Durante un rato, disfrutamos del la dorada luz de la mañana que entraba por los ventanales. Entonces se abrió una puerta y un hada viejecita entró volando y quedó suspendida en el aire junto a la puerta, mirándonos.Tenía el pelo de un gris azulado, desenfadadamente peinado en moños sujetos con lápices de colores y llevaba gafas de miope. Una chapa que lucía junto al hombro la identificaba como Mildiu Finn, real bibliotecaria.

“Tsk, tsk,” chasqueó, al vernos. Y volvió a salir volando sin que nos diese tiempo a reaccionar y pedir ayuda. Pronto la vimos fuera junto a nuestro secuestrador y su creciente muro de ladrillos rojos.


“¿Por qué estás plantando hierba encima del muro?” la escuchamos preguntar. El aire es muy puro allí y hasta los susurros llegan lejos, así que hay que cuidar lo que se dice si no se quiere ser escuchado. A ella y al hombre no parecía importarles que se oyese su conversación.


“Mira otra vez, borrica de cuatro ojos,” dijo el hombre, “o desángrate si decides aterrizar aquí.”
  
No era hierba sino cristal lo que el hombre estaba plantando encima del muro. Trozos afilados de cristal que una vez habían sido parte de botellas de un verde oscuro.

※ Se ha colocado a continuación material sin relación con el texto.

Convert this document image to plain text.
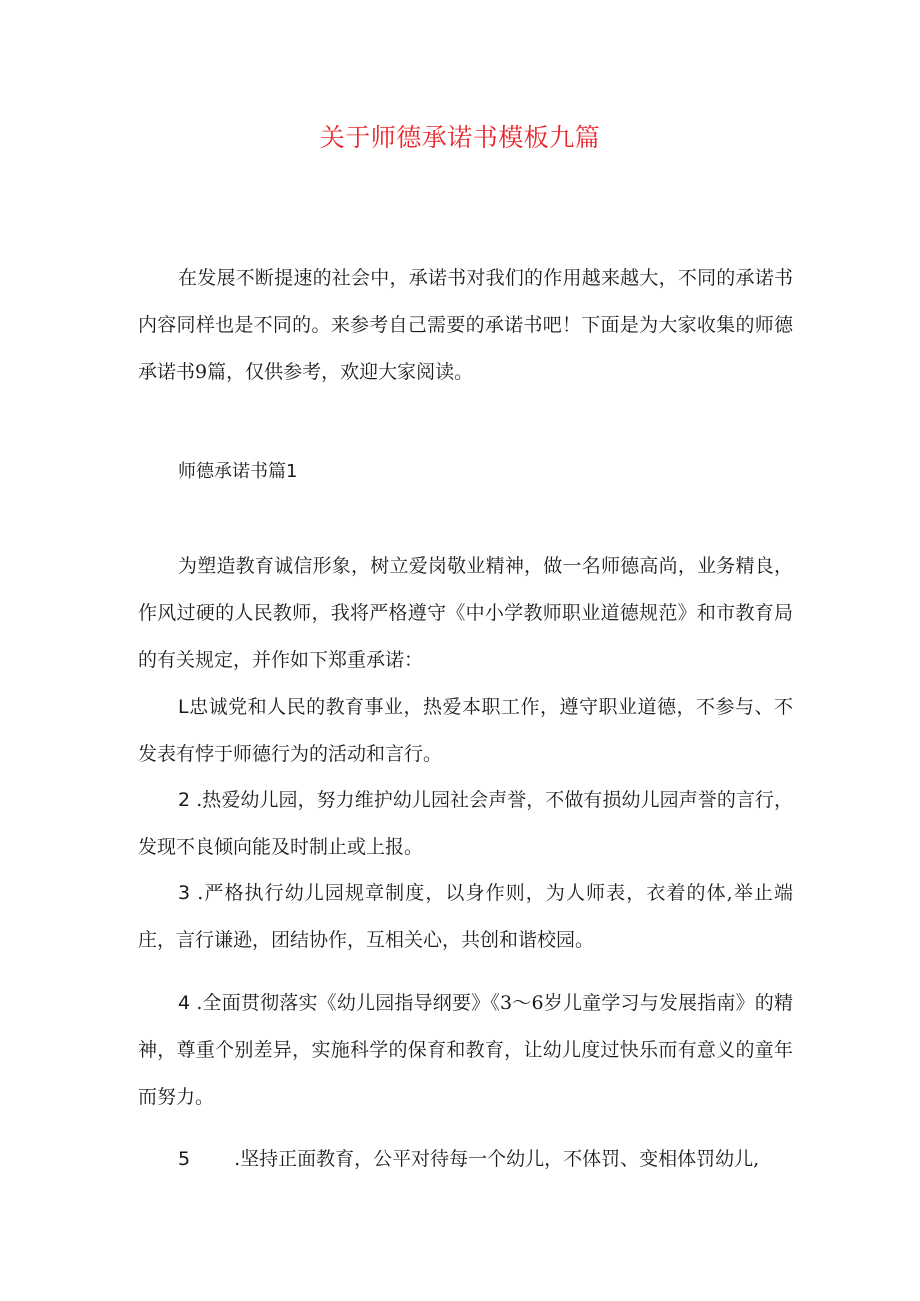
关于师德承诺书模板九篇

在发展不断提速的社会中，承诺书对我们的作用越来越大，不同的承诺书内容同样也是不同的。来参考自己需要的承诺书吧！下面是为大家收集的师德承诺书9篇，仅供参考，欢迎大家阅读。

师德承诺书篇1

为塑造教育诚信形象，树立爱岗敬业精神，做一名师德高尚，业务精良，作风过硬的人民教师，我将严格遵守《中小学教师职业道德规范》和市教育局的有关规定，并作如下郑重承诺：

L忠诚党和人民的教育事业，热爱本职工作，遵守职业道德，不参与、不发表有悖于师德行为的活动和言行。

2 .热爱幼儿园，努力维护幼儿园社会声誉，不做有损幼儿园声誉的言行，发现不良倾向能及时制止或上报。

3 .严格执行幼儿园规章制度，以身作则，为人师表，衣着的体,举止端庄，言行谦逊，团结协作，互相关心，共创和谐校园。

4 .全面贯彻落实《幼儿园指导纲要》《3〜6岁儿童学习与发展指南》的精神，尊重个别差异，实施科学的保育和教育，让幼儿度过快乐而有意义的童年而努力。

5 .坚持正面教育，公平对待每一个幼儿，不体罚、变相体罚幼儿,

El hada viejecita se quitó las gafas y las limpió cuidadosamente con un pañuelo de seda que luego volvió a enroscarse en el cuello. Había sido lavado más de una vez, y como la seda no debe lavarse, por eso parecía limpió pero magullado y desgastado. Muy wabi sabi, como dicen los japoneses.

“Ahora no sólo enjaulas libros, Casqui,” dijo sacudiendo la cabeza con clara desaprobación. “¡Tsk, tsk!” chasqueó. “Esto tiene que parar.”

Antes de que la viejecita pudiese volver a ponerse las gafas, una tercera persona apareció en escena. Un hada extraña y extravagante, con rasgos de gallina y de serpiente que tenía una cresta en la cabeza que parecía una coronita de oro.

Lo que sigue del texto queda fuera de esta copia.